The list of 12 tips for creating an online community produced by the Knight Citizen News Network is a worthwhile read.
It hopes to help anyone struggling to keep their online community civil, constructive and lively. Among the tips is:
The “if you build it, they will come” approach to online community rarely produces good results. Most people don’t want to be the first one to strike up a public conversation. It’s helpful to do some behind-the-scenes recruiting of knowledgeable, reasonable, friendly, interested, and gregarious people to check in with your community regularly.
This was the experience of NewWest, a network of hyperlocal pro-am sites in the Rocky Mountains. At the AEJMC convention last week, managing editor Courtney Lowery provided an insight into the growing pains of NewWest.

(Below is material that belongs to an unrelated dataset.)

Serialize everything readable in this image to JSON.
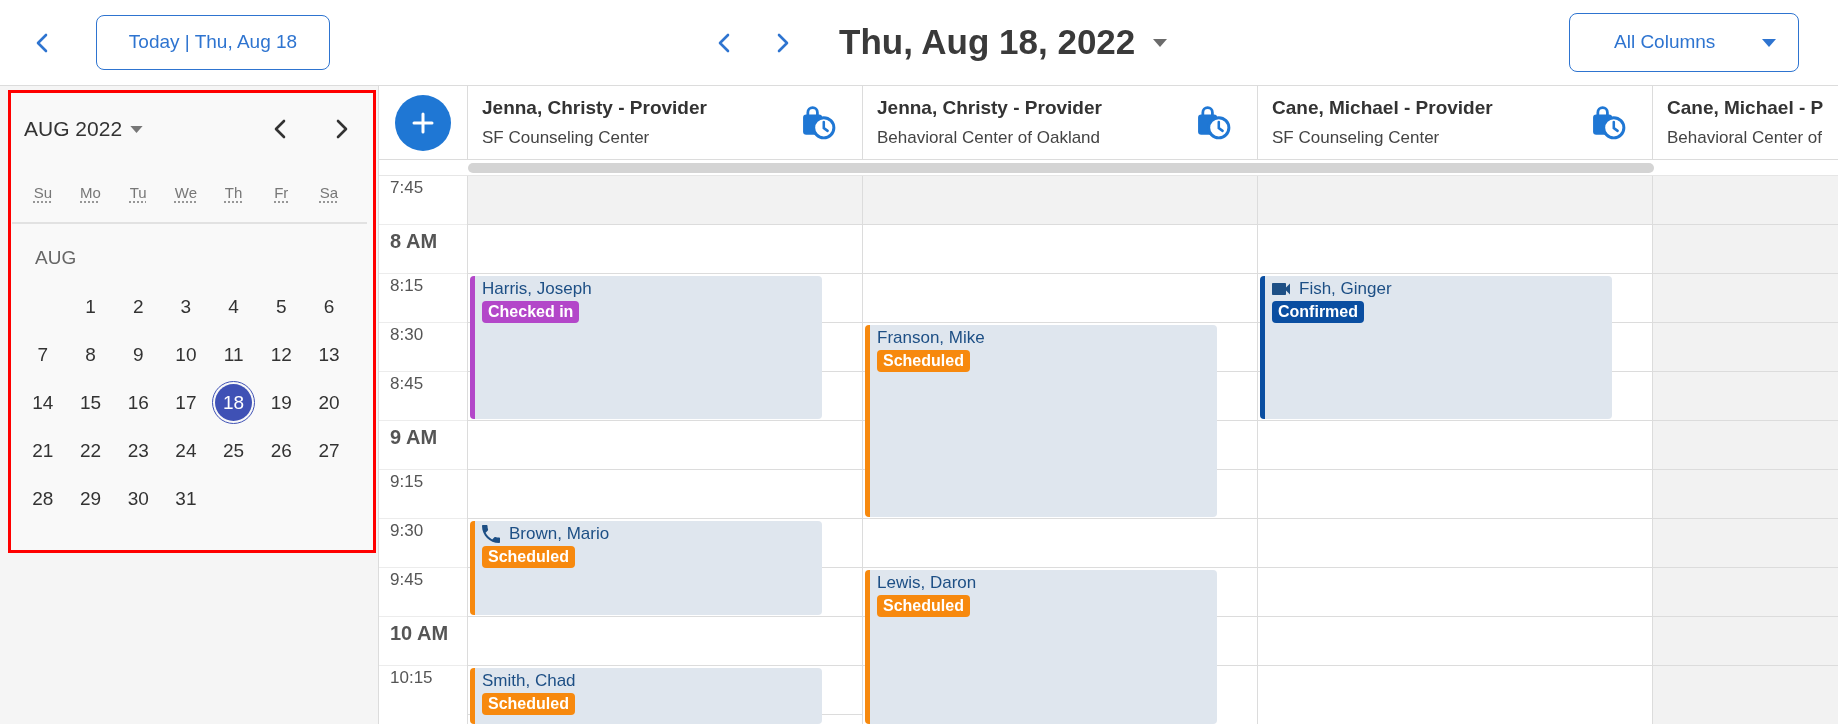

Among the key mistakes was a “misguided” assumption that “if you build it, they will come”. This was compounded by an unintuitive structure for contributors and a lack of feedback. Lowery summed it up like this:
You have to give people something to talk about, not just a platform
So NewWest nurtured a small group of regular contributors, who got their own page and URL, plus a small payment. This “seeding strategy” worked for the site, which now has 25 citizen contributors.
The other thing NewWest did right was to reward contributors by promoting their work. Lowery explained that if a story was of high enough quality, it would make it to the front page of the site, regardless whether it was from one of the journalists or one of the contributors.
This is a very different strategy from that taken by most mainstream media, which tend to keep use-generated content separate from professionally produced material.
Lowery had a message for them – “don’t ghettoised citizen journalism.”